DERRAMANDO CAFÉ

 

Li no romance Quarup, de Antônio Callado: por volta de 1950, havia tanta formiga-saúva no país, que era corrente o ditado “ou o Brasil acaba com a saúva ou a saúva acaba com o Brasil”. Agora, em 2021, podemos adaptar esse ditado, dizendo assim: ou acabamos com as “redes sociais” ou as “redes sociais” acabam com a gente.

Somos bombardeados por tanta notícia e informação que não temos tempo para “ruminar” e digerir tudo o que nos é repassado. Conclusão: passamos a ter uma visão superficial sobre tudo, julgando que sabemos das coisas quando, cada vez mais, nos tornamos mais e mais ignorantes.
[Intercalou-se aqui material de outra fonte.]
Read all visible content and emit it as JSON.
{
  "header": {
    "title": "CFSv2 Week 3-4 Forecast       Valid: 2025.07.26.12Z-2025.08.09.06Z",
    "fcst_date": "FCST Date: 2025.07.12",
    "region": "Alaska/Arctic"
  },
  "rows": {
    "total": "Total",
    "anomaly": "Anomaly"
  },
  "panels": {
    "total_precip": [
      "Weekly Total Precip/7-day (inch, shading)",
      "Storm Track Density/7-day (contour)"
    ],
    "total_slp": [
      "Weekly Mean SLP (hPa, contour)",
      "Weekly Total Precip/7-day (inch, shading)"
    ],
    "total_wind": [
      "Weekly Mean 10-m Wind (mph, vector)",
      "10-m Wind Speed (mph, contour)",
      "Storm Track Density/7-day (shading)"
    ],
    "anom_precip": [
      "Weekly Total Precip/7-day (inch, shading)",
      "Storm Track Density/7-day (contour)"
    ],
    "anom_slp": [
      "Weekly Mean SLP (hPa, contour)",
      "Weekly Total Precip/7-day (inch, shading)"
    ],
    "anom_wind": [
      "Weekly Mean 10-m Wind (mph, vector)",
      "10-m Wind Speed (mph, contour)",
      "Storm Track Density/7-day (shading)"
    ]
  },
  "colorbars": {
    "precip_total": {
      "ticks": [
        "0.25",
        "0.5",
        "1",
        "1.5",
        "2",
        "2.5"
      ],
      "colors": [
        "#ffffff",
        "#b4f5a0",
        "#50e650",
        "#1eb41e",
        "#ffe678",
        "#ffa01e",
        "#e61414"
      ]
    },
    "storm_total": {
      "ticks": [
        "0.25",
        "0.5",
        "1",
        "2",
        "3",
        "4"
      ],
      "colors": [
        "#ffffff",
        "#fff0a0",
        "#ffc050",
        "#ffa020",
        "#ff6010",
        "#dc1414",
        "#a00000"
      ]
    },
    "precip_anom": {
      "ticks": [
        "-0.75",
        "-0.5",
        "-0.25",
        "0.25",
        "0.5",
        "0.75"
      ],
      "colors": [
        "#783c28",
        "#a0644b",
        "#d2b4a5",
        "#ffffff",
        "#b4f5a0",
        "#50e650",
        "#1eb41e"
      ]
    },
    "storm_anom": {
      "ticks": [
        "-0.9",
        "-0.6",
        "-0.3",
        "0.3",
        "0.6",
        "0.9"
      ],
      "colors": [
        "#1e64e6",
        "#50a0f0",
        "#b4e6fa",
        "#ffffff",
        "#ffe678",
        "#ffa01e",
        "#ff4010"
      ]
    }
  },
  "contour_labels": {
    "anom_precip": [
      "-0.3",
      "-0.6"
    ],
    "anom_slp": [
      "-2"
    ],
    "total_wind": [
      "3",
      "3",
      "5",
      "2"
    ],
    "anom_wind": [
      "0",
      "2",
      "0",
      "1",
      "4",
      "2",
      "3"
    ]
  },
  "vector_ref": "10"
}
E o pior: passamos a fazer juízo de valor, enaltecendo canalhas e condenando inocentes. Veja este exemplo:

Em um desses sites de notícias que circulam entre as redes, estava esta manchete: “PM acaba com festa na casa de Elba Ramalho. Cantora dançava sem máscara em outro com...”. Outros sites detalhavam: a festa aconteceu em Troncoso, Bahia, nas comemorações de Natal. E todos atiravam pedras na pobre coitada da Elba que, depois fiquei sabendo, simplesmente alugou sua casa, através de uma agência, e estava, na hora do forrobodó, assistindo... a uma missa.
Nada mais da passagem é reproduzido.